Does the legend hold true in this strategy/tactical RPG adventure? Find out in our Brigandine: The Legend of Runersia review?
Brigandine: The Legend of Runersia is one-part strategy game, one-part turn-based RPG. Developed by Matrix Software and published by Happinet, Brigandine: The Legend of Runersia is a sequel to the 1998 title Brigandine: The Legend of Forsena. A series of events leads to an intricate war between six nations, some of which possess powerful armor relics called Brigandines – it’s an all-out war for total control of Runersia. Do you have the mental fortitude to lead your nation to victory over all the others?
The story here presents players with a tale of a magical land where people are granted extraordinary strength, power, and knowledge through a never-ending supply of mana that rains down upon them. You choose from one of six warring nations to control, ranging from monarchies to democracies with some fun offshoots such as isolationist matriarchies – the Shinobi tribe, who I ended up favoring during my time with the game. The story is a bit on the heavy side, so there are going to be walls of text for you to go through.

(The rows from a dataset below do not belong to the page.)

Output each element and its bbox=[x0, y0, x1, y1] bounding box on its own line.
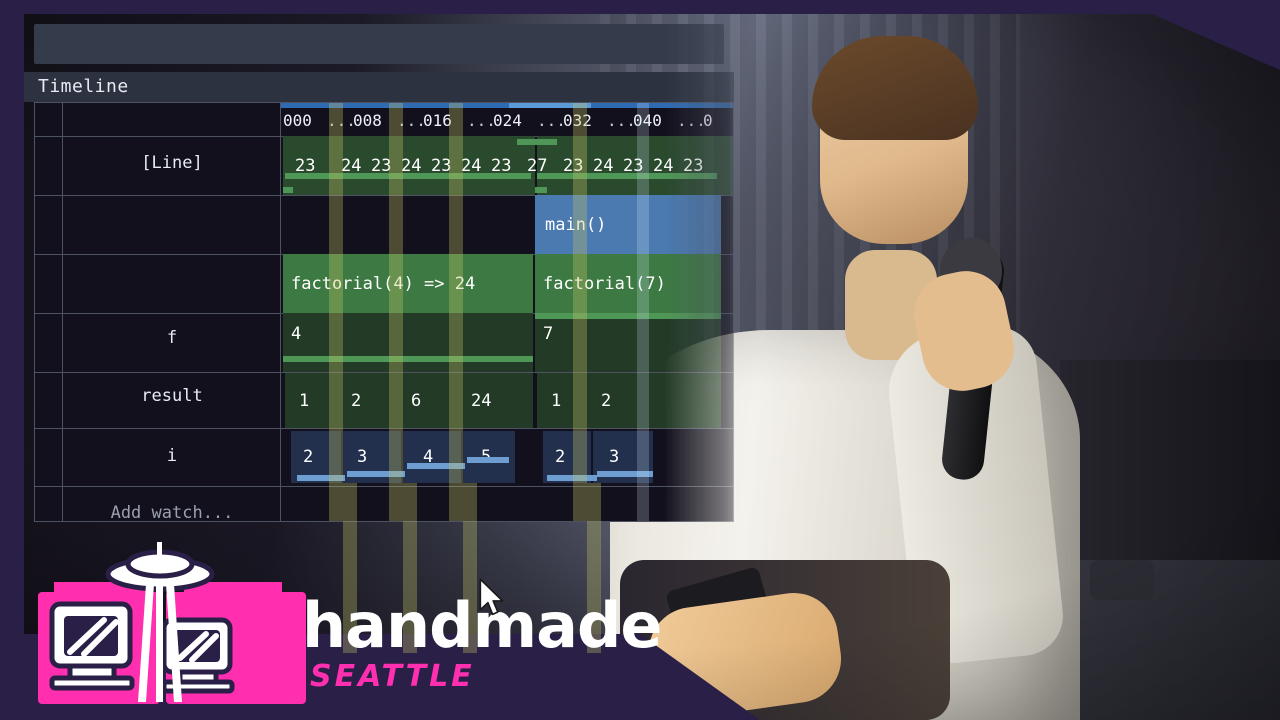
panel-title: Timeline bbox=[24, 72, 734, 102]
ruler-tick: 016 bbox=[423, 111, 452, 130]
row-label-line[interactable]: [Line] bbox=[63, 153, 281, 173]
callstack-main[interactable]: main() bbox=[535, 195, 721, 254]
callstack-factorial-left[interactable]: factorial(4) => 24 bbox=[283, 254, 533, 313]
row-label-i[interactable]: i bbox=[63, 446, 281, 466]
watch-i-bar bbox=[547, 475, 597, 481]
line-value[interactable]: 23 bbox=[675, 136, 715, 195]
row-label-result[interactable]: result bbox=[63, 386, 281, 406]
track-area[interactable]: 000 ... 008 ... 016 ... 024 ... 032 ... … bbox=[281, 103, 733, 521]
ruler-dots: ... bbox=[607, 111, 636, 130]
watch-f-bar bbox=[283, 356, 533, 362]
screen: Timeline [Line] f result i Add watch... bbox=[0, 0, 1280, 720]
timeline-grid[interactable]: [Line] f result i Add watch... 000 ... 0… bbox=[34, 102, 734, 522]
line-bar bbox=[517, 139, 557, 145]
logo-subtitle: SEATTLE bbox=[310, 659, 475, 694]
line-bar bbox=[535, 187, 547, 193]
toolbar[interactable] bbox=[34, 24, 724, 64]
scrub-stripe[interactable] bbox=[637, 103, 649, 521]
add-watch-button[interactable]: Add watch... bbox=[63, 503, 281, 523]
line-bar bbox=[537, 173, 717, 179]
ruler-tick: 0 bbox=[703, 111, 713, 130]
watch-f-left[interactable]: 4 bbox=[283, 313, 533, 372]
watch-result-value[interactable]: 2 bbox=[593, 373, 633, 428]
scrub-stripe[interactable] bbox=[573, 103, 587, 521]
scrub-stripe[interactable] bbox=[389, 103, 403, 521]
watch-result-value[interactable]: 6 bbox=[403, 373, 443, 428]
scrub-stripe[interactable] bbox=[329, 103, 343, 521]
scrub-stripe[interactable] bbox=[449, 103, 463, 521]
frame-top bbox=[0, 0, 1280, 14]
watch-i-bar bbox=[467, 457, 509, 463]
line-bar bbox=[285, 173, 531, 179]
debugger-overlay: Timeline [Line] f result i Add watch... bbox=[24, 14, 1204, 524]
row-label-f[interactable]: f bbox=[63, 328, 281, 348]
watch-result-value[interactable]: 1 bbox=[291, 373, 331, 428]
line-value[interactable]: 24 bbox=[585, 136, 611, 195]
frame-left bbox=[0, 0, 24, 720]
line-value[interactable]: 23 bbox=[287, 136, 327, 195]
mouse-pointer-icon bbox=[478, 578, 506, 618]
watch-f-bar bbox=[535, 313, 721, 319]
ruler-dots: ... bbox=[677, 111, 706, 130]
handmade-seattle-logo: handmade SEATTLE bbox=[34, 542, 614, 712]
ruler-tick: 024 bbox=[493, 111, 522, 130]
gutter-column bbox=[35, 103, 63, 521]
watch-result-value[interactable]: 2 bbox=[343, 373, 383, 428]
ruler-tick: 008 bbox=[353, 111, 382, 130]
time-ruler[interactable]: 000 ... 008 ... 016 ... 024 ... 032 ... … bbox=[281, 103, 733, 136]
watch-result-value[interactable]: 24 bbox=[463, 373, 513, 428]
ruler-dots: ... bbox=[537, 111, 566, 130]
watch-f-right[interactable]: 7 bbox=[535, 313, 721, 372]
callstack-factorial-right[interactable]: factorial(7) bbox=[535, 254, 721, 313]
ruler-dots: ... bbox=[467, 111, 496, 130]
line-bar bbox=[283, 187, 293, 193]
ruler-tick: 000 bbox=[283, 111, 312, 130]
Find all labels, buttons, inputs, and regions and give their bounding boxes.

Brigandine: The Legend of Runersia features no English voice acting, which means there is a lot to read to keep up with the plot of the game. Amongst these men and women are rune knights, unique warriors who are blessed by mana with the ability to control armies of monsters and wield powerful magic spells. Rune knights amass armies and fight one another for control of Runersia whilst trying to get their hands on the Brigandines, pieces of armor that have been embedded with potent mana stones that give the wearer even stronger powers. You’ll even have cutscenes interrupt battles to add character building!
The plot here acts as a fairly convoluted vessel to get the player to the meat and potatoes: the gameplay. Do you like the board game RISK? I personally have fond memories of playing the game for hours as a kid with my aunt and grandmother. All of those memories rushed back to me as I played through Brigandine: The Legend of Runersia. Easy Mode gives you limitless time to conquer Runersia, whilst Normal and Hard charge you with completing your objective in 120 or 60 seasons (turns), respectively. Each season features three stages: Organization, Attack, and Battle.
The Organization phase is where the RISK vibes come through strongest. You’ll use this phase to send your troops to the landmarks controlled by your nation. You’ll also use this phase to upgrade your units and summon additional monsters. Each of your rune knights will have a class and mana allocation. You can summon monsters to replace those that have fallen in battle. You can also change the class of your knights to further balance your army, but only before you’ve upgraded that knight. There is a lot of depth to this system, and you’ll spend a lot of time in the organization phase just tinkering with your army, upgrading, and moving units around to both protect choke points and position your troops for the attack.
The Attack phase has you choosing units in one territory to attack a connected adjacent territory. It requires you to move your troops around in advance to plan these attacks, and moving takes a full season. Once in position to strike, it’s time to enter battle! The strategy RPG elements of Brigandine: The Legend of Runersia come through strongest in battles. Units entering battle are all placed on a hexagonal grid system featuring different terrain to traverse and unique enemies to stamp out.
Here you can really take advantage of the diversity of your team by leveraging the game’s weakness system, which is similar to other RPGs like Pokémon, where certain attacks are more effective against certain enemy types. Getting just the right attack off at an opportune moment is made that much more satisfying by exploiting those matchups. If you lose a knight or are able to conquer an enemy knight, they will leave the battle with all their troops in tow. These chess matches can become a little long in the tooth, but the developer has thought of this when they saw fit to add autoplay options for both text and combat inside and outside of battle.
RISK meets turn-based strategy RPG. If that ticks any boxes, I’m sure you’ll enjoy your time with Brigandine: The Legend of Runersia. The story can be a lot to wrap your head around, especially if you plan on playing as multiple nations to get the whole picture. Battles are long, but the variation between the area control and turn-based battles strikes a very innovative and interesting balance in the gameplay. English voice acting would’ve been nice here, but it’s not a deal-breaker. Brigandine: The Legend of Runersia is available now for the PS4 for an MSRP of $49.99 USD.
This Brigandine: The Legend of Runersia review is based on a PlayStation 4 copy provided by Happinet.